When the Netflix royal drama The Crown came out in November, “my husband and I abandoned our usual weekend plans”, said Janice Turner in The Times. Watching endless TV “was once the mark of the saddo”, but since launching its on-demand streaming service, “Netflix has achieved something quite strange: it has made couch potatoes cool”. That much is evident from the $63bn company’s latest quarterly figures, which show that it is close to notching up 100 million members globally, said Jennifer Saba on Reuters Breakingvi­ews. Still, the slowing pace of subscriber growth worries some investors, given the company’s lavish spending on new production­s: “Netflix will blow through at least $6bn this year on creating TV series and films.” Meanwhile, the competitio­n from deep-pocketed rivals such as AT&T, Google and Amazon has proliferat­ed “and will only intensify”. Netflix, which was founded in 1997, has “a good head start” and remains the most widely used video service in the US. But even if all goes “perfectly to plan”, the share price, which is reapproach­ing the $148 all-time high achieved in March, are looking pricey. CEO Reed Hastings hasn’t disappoint­ed up to now, “but he knows all too well how easily the plots of good stories can twist unexpected­ly”.

Jaeger: fashion victim

It is not yet two weeks since the British fashion house Jaeger crashed into administra­tion, with the threatened loss of 700 jobs, said Ashley Armstrong in The Daily Telegraph. But the recriminat­ions have already begun. The chain’s former owner, fashion entreprene­ur Harold Tillman, “has reignited his bitter row” with the turnaround firm Better Capital, which took over in 2012, accusing it of running the chain into the ground. “They didn’t have anyone with a fashion background running it, they didn’t understand [the] product,” he said. Founded in 1884 as “Dr Jaeger’s Sanitary Woollen System Co Ltd”, Jaeger flourished in the 1960s and 1970s, but “sales have withered as its customer base has grown older”, said The Economist. Age isn’t the only problem, said Kate Burgess in the Financial Times. “Jaeger’s crepe skirts and tweed trews hark back to a time when adults wore plimsolls to play tennis, and only schoolkids wore gym kits.” Today’s grannies, by contrast, “wear trackies and yoga pants, just like their grandkids”. The juxtaposit­ion of Jaeger’s collapse and the 82% rise in pre-tax profits reported by JD Sports “says a lot about what has happened to the high street over recent decades”.

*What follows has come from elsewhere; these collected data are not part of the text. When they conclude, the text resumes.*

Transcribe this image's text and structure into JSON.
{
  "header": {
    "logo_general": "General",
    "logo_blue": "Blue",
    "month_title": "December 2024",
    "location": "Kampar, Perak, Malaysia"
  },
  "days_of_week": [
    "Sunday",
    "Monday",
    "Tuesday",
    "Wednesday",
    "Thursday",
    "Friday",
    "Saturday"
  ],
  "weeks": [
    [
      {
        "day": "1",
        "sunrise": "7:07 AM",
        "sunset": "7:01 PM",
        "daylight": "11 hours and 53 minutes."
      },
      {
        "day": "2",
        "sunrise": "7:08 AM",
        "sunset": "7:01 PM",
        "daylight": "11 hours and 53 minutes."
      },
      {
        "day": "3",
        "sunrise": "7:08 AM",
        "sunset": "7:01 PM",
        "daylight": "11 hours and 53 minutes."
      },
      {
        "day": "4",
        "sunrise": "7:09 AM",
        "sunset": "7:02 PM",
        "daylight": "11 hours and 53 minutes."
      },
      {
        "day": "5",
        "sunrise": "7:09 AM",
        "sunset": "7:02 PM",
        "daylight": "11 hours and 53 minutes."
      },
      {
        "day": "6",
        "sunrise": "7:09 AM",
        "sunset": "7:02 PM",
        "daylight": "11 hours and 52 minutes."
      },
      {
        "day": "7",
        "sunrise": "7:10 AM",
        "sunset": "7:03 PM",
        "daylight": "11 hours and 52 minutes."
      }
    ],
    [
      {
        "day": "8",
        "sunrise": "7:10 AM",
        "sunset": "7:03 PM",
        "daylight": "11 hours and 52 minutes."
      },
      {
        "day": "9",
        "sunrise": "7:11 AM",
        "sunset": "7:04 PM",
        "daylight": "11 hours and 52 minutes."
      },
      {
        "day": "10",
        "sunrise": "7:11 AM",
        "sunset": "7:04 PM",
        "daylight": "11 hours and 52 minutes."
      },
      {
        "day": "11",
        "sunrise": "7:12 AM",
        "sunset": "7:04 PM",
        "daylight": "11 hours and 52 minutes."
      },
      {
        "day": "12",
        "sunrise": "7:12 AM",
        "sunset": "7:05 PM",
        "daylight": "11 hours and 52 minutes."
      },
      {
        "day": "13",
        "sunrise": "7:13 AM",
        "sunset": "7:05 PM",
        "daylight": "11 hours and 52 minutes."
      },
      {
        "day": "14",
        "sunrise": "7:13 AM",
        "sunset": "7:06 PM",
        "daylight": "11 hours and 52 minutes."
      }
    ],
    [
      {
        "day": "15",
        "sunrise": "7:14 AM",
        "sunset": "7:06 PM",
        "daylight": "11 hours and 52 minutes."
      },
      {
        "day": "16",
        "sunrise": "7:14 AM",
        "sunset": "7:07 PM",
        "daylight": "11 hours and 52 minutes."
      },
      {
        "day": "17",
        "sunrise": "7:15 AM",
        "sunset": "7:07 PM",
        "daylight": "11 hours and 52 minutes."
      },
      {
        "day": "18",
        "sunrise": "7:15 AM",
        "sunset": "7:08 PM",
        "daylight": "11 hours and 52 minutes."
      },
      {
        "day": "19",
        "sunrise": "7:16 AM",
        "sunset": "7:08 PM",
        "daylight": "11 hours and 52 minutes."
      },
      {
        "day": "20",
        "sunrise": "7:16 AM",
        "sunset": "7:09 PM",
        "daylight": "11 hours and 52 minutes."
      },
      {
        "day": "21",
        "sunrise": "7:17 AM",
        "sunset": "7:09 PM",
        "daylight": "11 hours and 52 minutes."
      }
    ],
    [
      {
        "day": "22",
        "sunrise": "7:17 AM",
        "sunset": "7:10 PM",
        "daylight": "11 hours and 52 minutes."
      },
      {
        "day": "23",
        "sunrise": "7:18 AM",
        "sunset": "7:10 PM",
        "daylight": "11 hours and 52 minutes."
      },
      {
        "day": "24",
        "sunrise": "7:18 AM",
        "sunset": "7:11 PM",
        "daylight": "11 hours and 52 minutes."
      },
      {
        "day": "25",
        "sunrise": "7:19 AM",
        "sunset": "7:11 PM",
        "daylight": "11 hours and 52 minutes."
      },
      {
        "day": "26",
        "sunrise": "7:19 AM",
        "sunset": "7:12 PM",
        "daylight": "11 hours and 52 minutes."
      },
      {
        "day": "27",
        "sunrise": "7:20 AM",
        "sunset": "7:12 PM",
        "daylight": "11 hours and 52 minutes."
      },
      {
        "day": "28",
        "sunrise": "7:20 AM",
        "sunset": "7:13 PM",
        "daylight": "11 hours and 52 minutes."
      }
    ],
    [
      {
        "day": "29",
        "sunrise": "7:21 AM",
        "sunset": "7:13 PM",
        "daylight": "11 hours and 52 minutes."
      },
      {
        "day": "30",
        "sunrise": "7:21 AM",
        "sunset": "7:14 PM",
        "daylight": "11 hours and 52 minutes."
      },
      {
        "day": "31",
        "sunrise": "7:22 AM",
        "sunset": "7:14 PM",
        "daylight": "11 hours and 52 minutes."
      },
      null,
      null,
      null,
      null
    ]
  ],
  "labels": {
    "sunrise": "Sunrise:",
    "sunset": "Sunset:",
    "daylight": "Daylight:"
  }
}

UK wine growers: “Grape Britain”

Britain’s wine revolution continues apace, says Rebecca Smithers in The Guardian. Over the past ten years, the number of acres planted with grapevines in England and Wales has grown by 135%, according to trade body English Wine Producers. A “record” million more vines will be planted this year, “allowing growers to produce two million more bottles”. Among those planting new rootstocks are two big French champagne houses, Taittinger and Vranken-pommery Monopole, which have announced new projects in Kent and Hampshire. Sales of domestical­ly-grown wine have been on an upswing since 2000, but momentum is now being driven internatio­nally. The French have finally admitted “they like our wines”, and New York has decided that “English bubbles are the next big cool wine ‘thing’”, noted expert Oz Clarke. “We are bubbling with confidence.”